Sensation de vertige en fin de séance analytique

(Complément à l’interprétation des symptômes physiques d’origine psychique.)

Certains patients éprouvent à la fin de la séance d’analyse, au moment où ils se relèvent, une sensation de vertige. L’explication — bien fondée en soi — consistant à dire qu’il s’agit d’une conséquence du brusque changement de position (anémie cérébrale) n’est qu’une rationalisation bien réussie ; en réalité, la sensation liée au changement de position fournit simplement à des affects et à des pensées encore censurés une occasion de se manifester. Pendant la séance, le patient s’est entièrement abandonné à l’association libre et à sa condition préalable : le transfert sur le médecin, nourrissant en quelque sorte l’illusion que cette plaisante situation va se perpétuer. Lorsque le médecin annonce la fin de la séance, il est brusquement arraché à son fantasme (inconscient) et prend soudain conscience du véritable état de choses, à savoir qu’ici il n’est pas « chez lui », qu’il n’est qu’un patient parmi d’autres face à un médecin rémunéré et non à un père dévoué. Le brusque changement d’attitude psychique, la désillusion (le malade a l’impression de « tomber des nues ») peut déclencher la même sensation subjective qu’un changement de position brusque et imprévu : le sujet est incapable de s’adapter à la situation nouvelle au moyen de mouvements de compensation du corps et d’une correction correspondante au niveau des organes des sens, c’est-à-dire de conserver « l’équilibre » ; c’est la réalisation imparfaite de cette tâche qui crée la sensation de vertige. Naturellement, dans cet instant de désillusion, la part de foi en l’analyse qui ne se fonde pas sur la sincère conviction mais sur la simple confiance disparaît très facilement et soudain le patient est de nouveau enclin à considérer les interprétations analytiques comme « vacillantes »1, pont verbal qui peut favoriser l’apparition du symptôme. Cependant nous n’avons pas résolu ainsi le problème, nous l’avons simplement déplacé, car aussitôt surgit la question : pourquoi dit-on d’un tricheur qu’il vous étourdit, qu’il fait vaciller votre jugement, c’est-à-dire suscite une sensation de vertige ? Sans doute parce qu’il est capable d’éveiller des illusions qui, lors de la désillusion qui s’ensuit (selon le processus décrit), provoquent une sensation de vertige !
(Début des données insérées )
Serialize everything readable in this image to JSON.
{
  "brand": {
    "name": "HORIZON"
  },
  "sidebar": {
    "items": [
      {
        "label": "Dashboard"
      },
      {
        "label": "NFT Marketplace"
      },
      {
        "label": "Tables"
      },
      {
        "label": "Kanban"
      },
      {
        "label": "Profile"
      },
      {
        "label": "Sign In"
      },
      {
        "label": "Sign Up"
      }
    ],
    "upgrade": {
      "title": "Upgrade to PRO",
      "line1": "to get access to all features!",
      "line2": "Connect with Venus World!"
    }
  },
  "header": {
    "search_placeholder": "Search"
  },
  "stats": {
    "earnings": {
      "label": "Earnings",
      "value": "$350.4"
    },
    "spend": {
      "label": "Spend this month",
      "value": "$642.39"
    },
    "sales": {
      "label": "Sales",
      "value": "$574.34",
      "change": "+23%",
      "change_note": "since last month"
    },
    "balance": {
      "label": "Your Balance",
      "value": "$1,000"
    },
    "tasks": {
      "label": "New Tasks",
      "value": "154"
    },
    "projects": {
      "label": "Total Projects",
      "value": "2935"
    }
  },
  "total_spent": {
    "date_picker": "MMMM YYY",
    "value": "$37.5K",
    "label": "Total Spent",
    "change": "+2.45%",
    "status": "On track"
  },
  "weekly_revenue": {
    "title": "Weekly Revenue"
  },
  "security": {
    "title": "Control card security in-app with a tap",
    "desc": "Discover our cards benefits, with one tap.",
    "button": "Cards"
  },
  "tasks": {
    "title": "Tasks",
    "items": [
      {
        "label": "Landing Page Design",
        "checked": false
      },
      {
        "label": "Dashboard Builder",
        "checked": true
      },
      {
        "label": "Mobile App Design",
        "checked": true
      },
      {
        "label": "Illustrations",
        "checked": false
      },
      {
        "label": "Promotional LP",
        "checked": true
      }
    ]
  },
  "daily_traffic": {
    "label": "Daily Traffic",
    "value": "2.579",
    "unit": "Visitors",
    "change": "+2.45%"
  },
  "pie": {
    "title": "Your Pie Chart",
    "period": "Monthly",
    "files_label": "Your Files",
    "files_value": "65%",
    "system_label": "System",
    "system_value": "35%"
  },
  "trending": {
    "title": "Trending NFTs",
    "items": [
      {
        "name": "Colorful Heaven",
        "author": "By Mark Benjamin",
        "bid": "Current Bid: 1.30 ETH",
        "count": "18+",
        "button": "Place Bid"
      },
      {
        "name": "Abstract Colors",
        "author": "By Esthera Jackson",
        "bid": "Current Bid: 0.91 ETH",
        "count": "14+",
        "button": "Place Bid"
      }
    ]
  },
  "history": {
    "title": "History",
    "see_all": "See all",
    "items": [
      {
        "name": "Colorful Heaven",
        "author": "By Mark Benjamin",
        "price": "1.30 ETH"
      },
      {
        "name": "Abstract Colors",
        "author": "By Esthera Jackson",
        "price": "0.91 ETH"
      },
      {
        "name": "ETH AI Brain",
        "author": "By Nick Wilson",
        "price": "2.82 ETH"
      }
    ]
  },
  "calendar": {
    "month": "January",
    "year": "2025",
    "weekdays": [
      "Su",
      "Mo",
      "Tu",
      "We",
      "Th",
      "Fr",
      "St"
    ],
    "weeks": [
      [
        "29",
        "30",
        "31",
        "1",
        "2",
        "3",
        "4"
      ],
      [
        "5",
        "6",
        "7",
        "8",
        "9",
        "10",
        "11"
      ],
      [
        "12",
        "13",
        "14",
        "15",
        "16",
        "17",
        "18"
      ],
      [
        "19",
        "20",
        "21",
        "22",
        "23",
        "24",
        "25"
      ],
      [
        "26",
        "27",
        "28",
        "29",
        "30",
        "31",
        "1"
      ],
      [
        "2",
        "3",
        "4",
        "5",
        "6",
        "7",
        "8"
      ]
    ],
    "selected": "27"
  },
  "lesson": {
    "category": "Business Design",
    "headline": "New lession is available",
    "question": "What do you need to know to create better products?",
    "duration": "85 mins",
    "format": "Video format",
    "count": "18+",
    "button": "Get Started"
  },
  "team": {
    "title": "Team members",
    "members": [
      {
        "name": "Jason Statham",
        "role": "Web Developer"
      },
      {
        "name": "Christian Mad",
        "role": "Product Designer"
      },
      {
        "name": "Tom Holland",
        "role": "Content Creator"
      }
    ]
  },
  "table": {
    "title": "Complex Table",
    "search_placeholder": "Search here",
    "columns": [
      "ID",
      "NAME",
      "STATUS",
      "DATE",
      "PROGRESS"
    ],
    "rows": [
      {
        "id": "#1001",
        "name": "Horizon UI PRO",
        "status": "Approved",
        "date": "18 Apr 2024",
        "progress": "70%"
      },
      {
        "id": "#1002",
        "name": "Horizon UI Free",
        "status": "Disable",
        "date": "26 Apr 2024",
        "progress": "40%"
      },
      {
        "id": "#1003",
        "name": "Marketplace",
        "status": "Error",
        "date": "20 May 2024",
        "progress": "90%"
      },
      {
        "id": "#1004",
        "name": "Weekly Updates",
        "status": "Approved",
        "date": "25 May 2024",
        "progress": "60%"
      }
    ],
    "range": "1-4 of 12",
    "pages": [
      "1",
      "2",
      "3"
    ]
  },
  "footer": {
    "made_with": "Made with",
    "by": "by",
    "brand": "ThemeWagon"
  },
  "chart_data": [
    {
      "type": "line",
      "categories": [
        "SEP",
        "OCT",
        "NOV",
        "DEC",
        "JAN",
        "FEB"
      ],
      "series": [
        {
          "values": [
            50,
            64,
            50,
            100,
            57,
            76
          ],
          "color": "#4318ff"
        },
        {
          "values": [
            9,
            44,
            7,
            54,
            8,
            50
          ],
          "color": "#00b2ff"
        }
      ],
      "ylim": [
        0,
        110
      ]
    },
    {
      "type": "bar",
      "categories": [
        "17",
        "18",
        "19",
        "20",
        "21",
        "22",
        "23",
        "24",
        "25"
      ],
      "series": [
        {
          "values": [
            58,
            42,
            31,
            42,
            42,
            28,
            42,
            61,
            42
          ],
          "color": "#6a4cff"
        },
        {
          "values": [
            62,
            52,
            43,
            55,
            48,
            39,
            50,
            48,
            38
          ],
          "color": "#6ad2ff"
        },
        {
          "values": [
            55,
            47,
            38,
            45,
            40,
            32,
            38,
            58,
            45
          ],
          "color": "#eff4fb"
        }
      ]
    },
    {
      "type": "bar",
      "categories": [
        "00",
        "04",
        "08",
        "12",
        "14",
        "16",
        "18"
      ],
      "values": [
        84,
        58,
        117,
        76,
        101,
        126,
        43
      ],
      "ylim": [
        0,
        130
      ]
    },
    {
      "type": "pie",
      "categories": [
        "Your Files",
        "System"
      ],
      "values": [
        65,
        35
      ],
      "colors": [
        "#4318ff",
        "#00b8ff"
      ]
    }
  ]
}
D’ailleurs la fin de la séance d’analyse entraîne aussi nécessairement une autre sorte de « déséquilibre » psychique. L’entière liberté d’association qui est accordée pendant la séance est soudainement interrompue avant même le départ du patient, et les barrières logiques, éthiques et esthétiques nécessaires à la vie sociale se trouvent rétablies. Un jeune obsessionnel, particulièrement sensible à cette sensation de vertige après les séances, exprimait ce renversement radical du processus de pensée, cette soumission au principe de réalité, de la façon suivante, dans la terminologie automobile qu’il affectionnait : au moment de se lever, il devait freiner sa pensée subitement de 50 à 25 kilomètres à l’heure.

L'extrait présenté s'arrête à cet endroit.